Selenskyj reagierte auf den nächtlichen Beschuss im Zuge der Verhandlungen mit der RF.

Selenskyj reagierte auf den nächtlichen Beschuss im Zuge der Verhandlungen mit der RF
Selenskyj reagierte auf den nächtlichen Beschuss im Zuge der Verhandlungen mit der RF

Vorschlag zur Waffenruhe

Der Präsident der Ukraine, Wladimir Selenskyj, reagierte am Donnerstag, dem 24. Juli, auf den nächtlichen russischen Angriff auf die Städte.

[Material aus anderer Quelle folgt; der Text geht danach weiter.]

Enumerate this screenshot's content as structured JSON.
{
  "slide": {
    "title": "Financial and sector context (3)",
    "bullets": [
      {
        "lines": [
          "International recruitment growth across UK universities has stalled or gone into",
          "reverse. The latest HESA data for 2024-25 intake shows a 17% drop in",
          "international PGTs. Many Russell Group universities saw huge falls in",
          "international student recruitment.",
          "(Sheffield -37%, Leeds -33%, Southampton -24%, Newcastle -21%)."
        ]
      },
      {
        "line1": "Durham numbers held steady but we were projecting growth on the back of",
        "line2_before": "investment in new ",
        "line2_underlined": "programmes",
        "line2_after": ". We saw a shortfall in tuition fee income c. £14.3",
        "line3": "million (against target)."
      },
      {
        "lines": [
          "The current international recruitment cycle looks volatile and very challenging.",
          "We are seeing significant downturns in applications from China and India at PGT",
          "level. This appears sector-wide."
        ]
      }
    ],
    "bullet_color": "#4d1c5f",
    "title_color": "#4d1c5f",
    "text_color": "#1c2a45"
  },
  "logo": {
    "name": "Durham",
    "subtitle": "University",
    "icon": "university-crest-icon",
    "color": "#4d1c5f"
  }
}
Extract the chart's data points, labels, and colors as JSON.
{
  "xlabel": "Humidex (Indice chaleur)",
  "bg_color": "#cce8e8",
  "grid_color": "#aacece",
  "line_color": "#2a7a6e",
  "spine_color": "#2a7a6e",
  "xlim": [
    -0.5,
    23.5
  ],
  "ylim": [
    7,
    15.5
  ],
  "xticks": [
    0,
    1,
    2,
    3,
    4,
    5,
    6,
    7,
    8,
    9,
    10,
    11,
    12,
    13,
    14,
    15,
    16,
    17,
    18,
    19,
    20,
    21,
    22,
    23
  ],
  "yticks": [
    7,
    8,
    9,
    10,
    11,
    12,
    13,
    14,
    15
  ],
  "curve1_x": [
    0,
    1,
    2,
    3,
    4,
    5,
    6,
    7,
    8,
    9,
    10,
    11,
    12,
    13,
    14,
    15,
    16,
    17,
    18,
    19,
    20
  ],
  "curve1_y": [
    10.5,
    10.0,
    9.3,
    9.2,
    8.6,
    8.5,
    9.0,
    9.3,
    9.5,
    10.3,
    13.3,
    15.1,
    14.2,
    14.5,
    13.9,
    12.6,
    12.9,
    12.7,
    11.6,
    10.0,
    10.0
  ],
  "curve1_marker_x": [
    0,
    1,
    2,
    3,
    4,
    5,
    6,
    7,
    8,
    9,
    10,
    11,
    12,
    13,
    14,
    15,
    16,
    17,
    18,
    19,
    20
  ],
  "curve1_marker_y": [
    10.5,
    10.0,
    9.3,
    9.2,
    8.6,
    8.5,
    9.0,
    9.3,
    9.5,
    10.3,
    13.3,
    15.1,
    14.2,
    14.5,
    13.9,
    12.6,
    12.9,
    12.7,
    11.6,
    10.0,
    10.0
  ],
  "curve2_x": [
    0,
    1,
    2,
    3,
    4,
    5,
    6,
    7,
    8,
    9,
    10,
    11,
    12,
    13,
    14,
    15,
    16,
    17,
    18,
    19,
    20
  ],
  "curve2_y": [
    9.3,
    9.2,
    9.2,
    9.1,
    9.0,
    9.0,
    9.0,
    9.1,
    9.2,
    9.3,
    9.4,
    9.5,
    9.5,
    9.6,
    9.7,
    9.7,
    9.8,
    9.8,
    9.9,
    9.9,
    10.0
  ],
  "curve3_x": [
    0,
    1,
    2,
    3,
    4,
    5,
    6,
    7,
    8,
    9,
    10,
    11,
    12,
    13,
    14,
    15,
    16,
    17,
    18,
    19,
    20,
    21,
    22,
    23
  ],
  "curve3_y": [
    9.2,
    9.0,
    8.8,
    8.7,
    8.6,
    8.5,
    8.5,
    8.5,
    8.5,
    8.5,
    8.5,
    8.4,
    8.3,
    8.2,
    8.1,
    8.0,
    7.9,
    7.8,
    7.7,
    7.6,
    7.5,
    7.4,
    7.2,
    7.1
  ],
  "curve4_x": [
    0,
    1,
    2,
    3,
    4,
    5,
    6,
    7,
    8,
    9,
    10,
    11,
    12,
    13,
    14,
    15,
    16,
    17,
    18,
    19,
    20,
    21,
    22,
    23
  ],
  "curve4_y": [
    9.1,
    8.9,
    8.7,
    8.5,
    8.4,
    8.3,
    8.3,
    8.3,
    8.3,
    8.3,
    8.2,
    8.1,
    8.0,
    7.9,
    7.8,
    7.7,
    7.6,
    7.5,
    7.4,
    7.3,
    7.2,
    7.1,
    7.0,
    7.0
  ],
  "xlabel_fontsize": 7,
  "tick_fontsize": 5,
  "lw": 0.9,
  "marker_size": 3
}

Seiner Aussage nach bot die ukrainische Seite während der Verhandlungen in Istanbul den Russen eine sofortige Waffenruhe an.

Darüber informierte der ukrainische Führer in Telegram.

'Gestern wurde der russischen Seite bei dem Treffen in Istanbul wieder der Vorschlag unterbreitet, sofort und vollständig das Feuer einzustellen', - betonte der Präsident.

Angriff auf die Ukraine

Im Gegenzug griffen die Russen mit Drohnen Wohnhäuser und den Markt 'Privoz' in Odessa, Hochhäuser in Tscherkassy, die Energieinfrastruktur in der Region Charkiw, die Sporthalle der Universität in Saporischschja, sowie Regionen Donezk, Sumy und Mykolajiw an.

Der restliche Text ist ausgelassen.